The Kennedy Library and Museum is providing members of the media with a CD-ROM containing approximately 25 minutes of excerpts. The eleven sound files were selected because of their sound quality and because the subject matter is familiar to most Americans. Members of the media are cautioned against making historical conclusions based on the sound clips alone. They are provided as a professional courtesy to facilitate the reporting of the release of these presidential recordings.

The first items from the presidential recordings were opened to public research in June of 1983. Over the past 20 years, the Library staff has reviewed and opened all of the telephone conversations and a large portion of the meeting tapes. The latter are predominantly meetings with President Kennedy in either the Oval Office or the Cabinet Room. While the recordings were deliberate in the sense that it required manual operation to start and stop the recording, it was not, based on the material recorded, used with daily regularity nor was there a set pattern for its operation. The tapes represent raw historical material. The sound quality of the recordings varies widely. Although most of the recorded conversation is understandable, the tapes include passages of extremely poor sound quality with considerable background noise and periods where the identity of the speakers is unclear.

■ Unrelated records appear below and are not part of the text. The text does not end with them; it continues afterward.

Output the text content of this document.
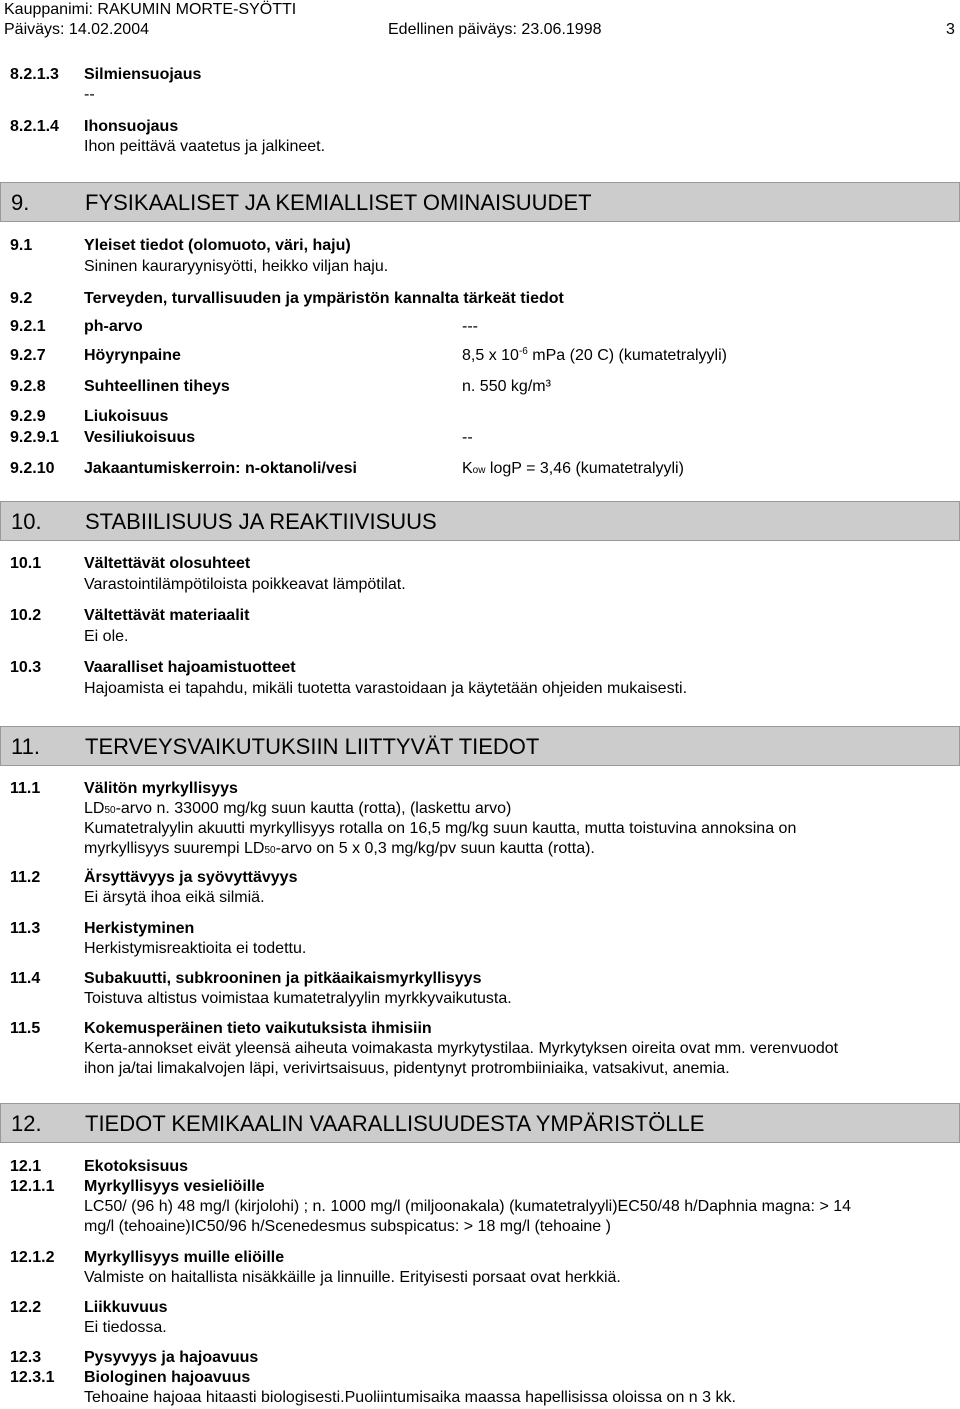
Kauppanimi: RAKUMIN MORTE-SYÖTTI
Päiväys: 14.02.2004	Edellinen päiväys: 23.06.1998	3
8.2.1.3 Silmiensuojaus
--
8.2.1.4 Ihonsuojaus
Ihon peittävä vaatetus ja jalkineet.
9.	FYSIKAALISET JA KEMIALLISET OMINAISUUDET
9.1	Yleiset tiedot (olomuoto, väri, haju)
Sininen kauraryynisyötti, heikko viljan haju.
9.2	Terveyden, turvallisuuden ja ympäristön kannalta tärkeät tiedot
9.2.1 ph-arvo	---
9.2.7 Höyrynpaine	8,5 x $10^{-6}$ mPa (20 C) (kumatetralyyli)
9.2.8 Suhteellinen tiheys	n. 550 kg/m³
9.2.9 Liukoisuus
9.2.9.1 Vesiliukoisuus	--
9.2.10 Jakaantumiskerroin: n-oktanoli/vesi	Kow logP = 3,46 (kumatetralyyli)
10. STABIILISUUS JA REAKTIIVISUUS
10.1	Vältettävät olosuhteet
Varastointilämpötiloista poikkeavat lämpötilat.
10.2	Vältettävät materiaalit
Ei ole.
10.3	Vaaralliset hajoamistuotteet
Hajoamista ei tapahdu, mikäli tuotetta varastoidaan ja käytetään ohjeiden mukaisesti.
11. TERVEYSVAIKUTUKSIIN LIITTYVÄT TIEDOT
11.1	Välitön myrkyllisyys
LD50-arvo n. 33000 mg/kg suun kautta (rotta), (laskettu arvo)
Kumatetralyylin akuutti myrkyllisyys rotalla on 16,5 mg/kg suun kautta, mutta toistuvina annoksina on
myrkyllisyys suurempi LD50-arvo on 5 x 0,3 mg/kg/pv suun kautta (rotta).
11.2	Ärsyttävyys ja syövyttävyys
Ei ärsytä ihoa eikä silmiä.
11.3	Herkistyminen
Herkistymisreaktioita ei todettu.
11.4	Subakuutti, subkrooninen ja pitkäaikaismyrkyllisyys
Toistuva altistus voimistaa kumatetralyylin myrkkyvaikutusta.
11.5	Kokemusperäinen tieto vaikutuksista ihmisiin
Kerta-annokset eivät yleensä aiheuta voimakasta myrkytystilaa. Myrkytyksen oireita ovat mm. verenvuodot
ihon ja/tai limakalvojen läpi, verivirtsaisuus, pidentynyt protrombiiniaika, vatsakivut, anemia.
12. TIEDOT KEMIKAALIN VAARALLISUUDESTA YMPÄRISTÖLLE
12.1	Ekotoksisuus
12.1.1 Myrkyllisyys vesieliöille
LC50/ (96 h) 48 mg/l (kirjolohi) ; n. 1000 mg/l (miljoonakala) (kumatetralyyli)EC50/48 h/Daphnia magna: > 14
mg/l (tehoaine)IC50/96 h/Scenedesmus subspicatus: > 18 mg/l (tehoaine )
12.1.2 Myrkyllisyys muille eliöille
Valmiste on haitallista nisäkkäille ja linnuille. Erityisesti porsaat ovat herkkiä.
12.2	Liikkuvuus
Ei tiedossa.
12.3	Pysyvyys ja hajoavuus
12.3.1 Biologinen hajoavuus
Tehoaine hajoaa hitaasti biologisesti.Puoliintumisaika maassa hapellisissa oloissa on n 3 kk.
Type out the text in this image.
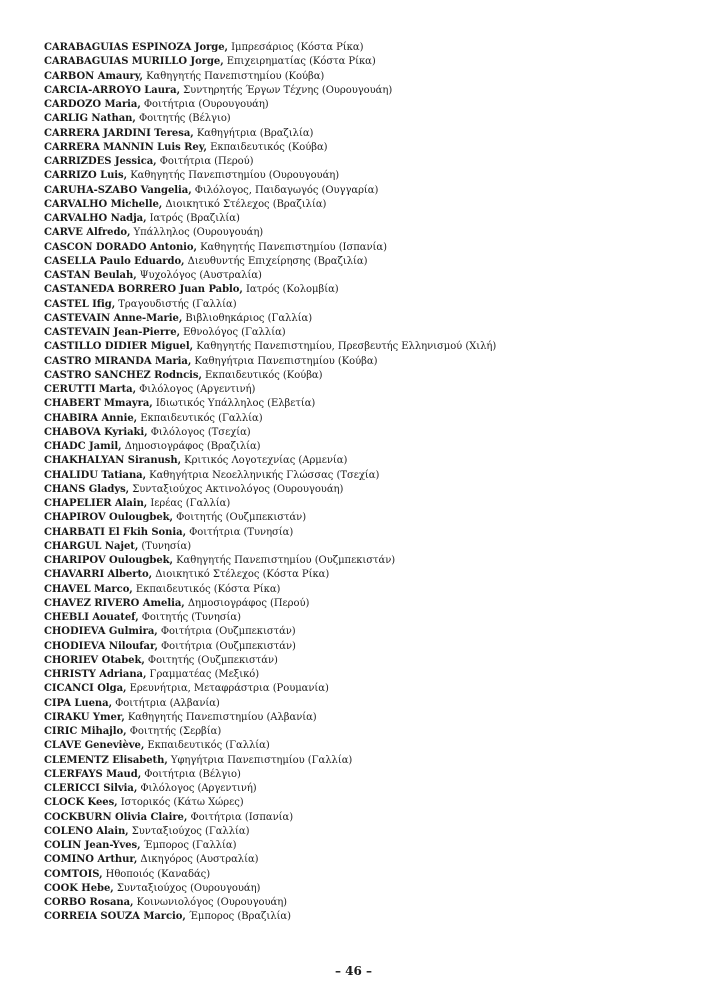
CARABAGUIAS ESPINOZA Jorge, Ιμπρεσάριος (Κόστα Ρίκα)
CARABAGUIAS MURILLO Jorge, Επιχειρηματίας (Κόστα Ρίκα)
CARBON Amaury, Καθηγητής Πανεπιστημίου (Κούβα)
CARCIA-ARROYO Laura, Συντηρητής Έργων Τέχνης (Ουρουγουάη)
CARDOZO Maria, Φοιτήτρια (Ουρουγουάη)
CARLIG Nathan, Φοιτητής (Βέλγιο)
CARRERA JARDINI Teresa, Καθηγήτρια (Βραζιλία)
CARRERA MANNIN Luis Rey, Εκπαιδευτικός (Κούβα)
CARRIZDES Jessica, Φοιτήτρια (Περού)
CARRIZO Luis, Καθηγητής Πανεπιστημίου (Ουρουγουάη)
CARUHA-SZABO Vangelia, Φιλόλογος, Παιδαγωγός (Ουγγαρία)
CARVALHO Michelle, Διοικητικό Στέλεχος (Βραζιλία)
CARVALHO Nadja, Ιατρός (Βραζιλία)
CARVE Alfredo, Υπάλληλος (Ουρουγουάη)
CASCON DORADO Antonio, Καθηγητής Πανεπιστημίου (Ισπανία)
CASELLA Paulo Eduardo, Διευθυντής Επιχείρησης (Βραζιλία)
CASTAN Beulah, Ψυχολόγος (Αυστραλία)
CASTANEDA BORRERO Juan Pablo, Ιατρός (Κολομβία)
CASTEL Ifig, Τραγουδιστής (Γαλλία)
CASTEVAIN Anne-Marie, Βιβλιοθηκάριος (Γαλλία)
CASTEVAIN Jean-Pierre, Εθνολόγος (Γαλλία)
CASTILLO DIDIER Miguel, Καθηγητής Πανεπιστημίου, Πρεσβευτής Ελληνισμού (Χιλή)
CASTRO MIRANDA Maria, Καθηγήτρια Πανεπιστημίου (Κούβα)
CASTRO SANCHEZ Rodncis, Εκπαιδευτικός (Κούβα)
CERUTTI Marta, Φιλόλογος (Αργεντινή)
CHABERT Mmayra, Ιδιωτικός Υπάλληλος (Ελβετία)
CHABIRA Annie, Εκπαιδευτικός (Γαλλία)
CHABOVA Kyriaki, Φιλόλογος (Τσεχία)
CHADC Jamil, Δημοσιογράφος (Βραζιλία)
CHAKHALYAN Siranush, Κριτικός Λογοτεχνίας (Αρμενία)
CHALIDU Tatiana, Καθηγήτρια Νεοελληνικής Γλώσσας (Τσεχία)
CHANS Gladys, Συνταξιούχος Ακτινολόγος (Ουρουγουάη)
CHAPELIER Alain, Ιερέας (Γαλλία)
CHAPIROV Oulougbek, Φοιτητής (Ουζμπεκιστάν)
CHARBATI El Fkih Sonia, Φοιτήτρια (Τυνησία)
CHARGUL Najet, (Τυνησία)
CHARIPOV Oulougbek, Καθηγητής Πανεπιστημίου (Ουζμπεκιστάν)
CHAVARRI Alberto, Διοικητικό Στέλεχος (Κόστα Ρίκα)
CHAVEL Marco, Εκπαιδευτικός (Κόστα Ρίκα)
CHAVEZ RIVERO Amelia, Δημοσιογράφος (Περού)
CHEBLI Aouatef, Φοιτητής (Τυνησία)
CHODIEVA Gulmira, Φοιτήτρια (Ουζμπεκιστάν)
CHODIEVA Niloufar, Φοιτήτρια (Ουζμπεκιστάν)
CHORIEV Otabek, Φοιτητής (Ουζμπεκιστάν)
CHRISTY Adriana, Γραμματέας (Μεξικό)
CICANCI Olga, Ερευνήτρια, Μεταφράστρια (Ρουμανία)
CIPA Luena, Φοιτήτρια (Αλβανία)
CIRAKU Ymer, Καθηγητής Πανεπιστημίου (Αλβανία)
CIRIC Mihajlo, Φοιτητής (Σερβία)
CLAVE Geneviève, Εκπαιδευτικός (Γαλλία)
CLEMENTZ Elisabeth, Υφηγήτρια Πανεπιστημίου (Γαλλία)
CLERFAYS Maud, Φοιτήτρια (Βέλγιο)
CLERICCI Silvia, Φιλόλογος (Αργεντινή)
CLOCK Kees, Ιστορικός (Κάτω Χώρες)
COCKBURN Olivia Claire, Φοιτήτρια (Ισπανία)
COLENO Alain, Συνταξιούχος (Γαλλία)
COLIN Jean-Yves, Έμπορος (Γαλλία)
COMINO Arthur, Δικηγόρος (Αυστραλία)
COMTOIS, Ηθοποιός (Καναδάς)
COOK Hebe, Συνταξιούχος (Ουρουγουάη)
CORBO Rosana, Κοινωνιολόγος (Ουρουγουάη)
CORREIA SOUZA Marcio, Έμπορος (Βραζιλία)
– 46 –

Today’s release of White House meetings is in tape form without transcripts. The tapes are available for research use in the Library’s Research Room. The hours of operation are Monday – Friday from 8:30 am - 4:30 pm and appointments may be made by calling (617) 514-1629. The recordings and finding guide are available for purchase at the John F. Kennedy Library, Columbia Point, Boston, MA 02125, or by calling the Audiovisual Department (617) 514-1617.

To document the life and career of President Kennedy and to provide insight into people, events, and issues of mid-20th century American history, the John F. Kennedy Presidential Library and Museum collects, preserves and makes available for research the documents, audiovisual material and memorabilia of President Kennedy, his family, and his contemporaries. The Library's Archives includes 48 million pages of documents from the collections of 340 individuals, organizations, or government agencies; oral history interviews with 1,300 people; and more than 30,000 books. The Audiovisual Archives administers collections of more than 200,000 still photographs, 7,550,000 feet of motion picture film, 1,200 hours of video recordings, over 7,000 hours of audio recordings, and 500 original editorial cartoons.

The John F. Kennedy Presidential Library and Museum is a presidential library administered by the National Archives and Records Administration and supported, in part, by the John F. Kennedy Library Foundation, a non-profit organization. The Kennedy Presidential Library and the Kennedy Library Foundation seek to promote, through educational and community programs, a greater appreciation and understanding of American politics, history, and culture, the process of governing and the importance of public service.